John Zuma St. Pelvyn - Ampex, Stolaroff, Dogwood, Rain

Tapes like this make me love working for KZSU.

"Ampex, Stolaroff, Dogwood, Rain" is a sort of "holy quadropy" of sorts, a 41-minute audio recording that seems to serve as field notes documenting excursions into a very sparse, minimalist landscape.

While mostly bleak and left-field experimental, it is also delicate in a very pristine, romantic sense--evoking images of the rotten wood bridges, the untouched branches of frozen trees, and the cities that aren't on the map.

And just like the world that surrounds us, this release challenges us and begs to be interpreted. It is a hard listen, but to quote the poet Pablo Antonio Cuadra: "I want a place difficult like poetry." There is something immensely rewarding about dancing in the fringes of the unknown--seeking out meaning and being denied repeatedly. Enduring late nights, with wind blowing out your candles, red eyes, and bleary vision and then finally: in the midst of madness, reaching out blindly and feeling your fingers graze, and then fully grasp, reason and understanding.

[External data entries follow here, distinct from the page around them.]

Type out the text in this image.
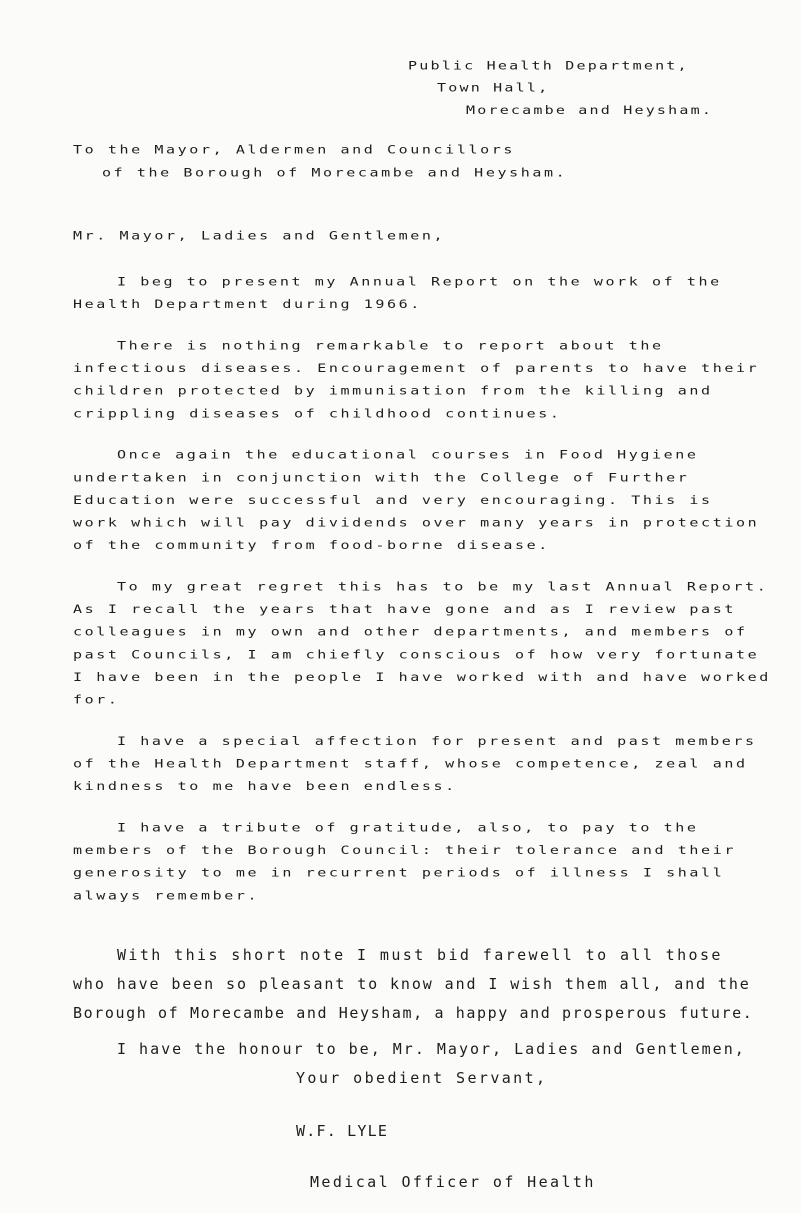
Public Health Department,
Town Hall,
Morecambe and Heysham.
To the Mayor, Aldermen and Councillors
of the Borough of Morecambe and Heysham.
Mr. Mayor, Ladies and Gentlemen,
I beg to present my Annual Report on the work of the
Health Department during 1966.
There is nothing remarkable to report about the
infectious diseases. Encouragement of parents to have their
children protected by immunisation from the killing and
crippling diseases of childhood continues.
Once again the educational courses in Food Hygiene
undertaken in conjunction with the College of Further
Education were successful and very encouraging. This is
work which will pay dividends over many years in protection
of the community from food-borne disease.
To my great regret this has to be my last Annual Report.
As I recall the years that have gone and as I review past
colleagues in my own and other departments, and members of
past Councils, I am chiefly conscious of how very fortunate
I have been in the people I have worked with and have worked
for.
I have a special affection for present and past members
of the Health Department staff, whose competence, zeal and
kindness to me have been endless.
I have a tribute of gratitude, also, to pay to the
members of the Borough Council: their tolerance and their
generosity to me in recurrent periods of illness I shall
always remember.
With this short note I must bid farewell to all those
who have been so pleasant to know and I wish them all, and the
Borough of Morecambe and Heysham, a happy and prosperous future.
I have the honour to be, Mr. Mayor, Ladies and Gentlemen,
Your obedient Servant,
W.F. LYLE
Medical Officer of Health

This tape, from Minnesota-based Lighten Up Sounds, is further evidence that cassettes are the best medium to ever grace this (or any neighboring) planet. It comes packaged in a clear oversized audiobook case with a complimentary bag of shredded wood, a printed vellum insert, and was apparently recorded in our backyard. Recommended to those of us who love a challenge.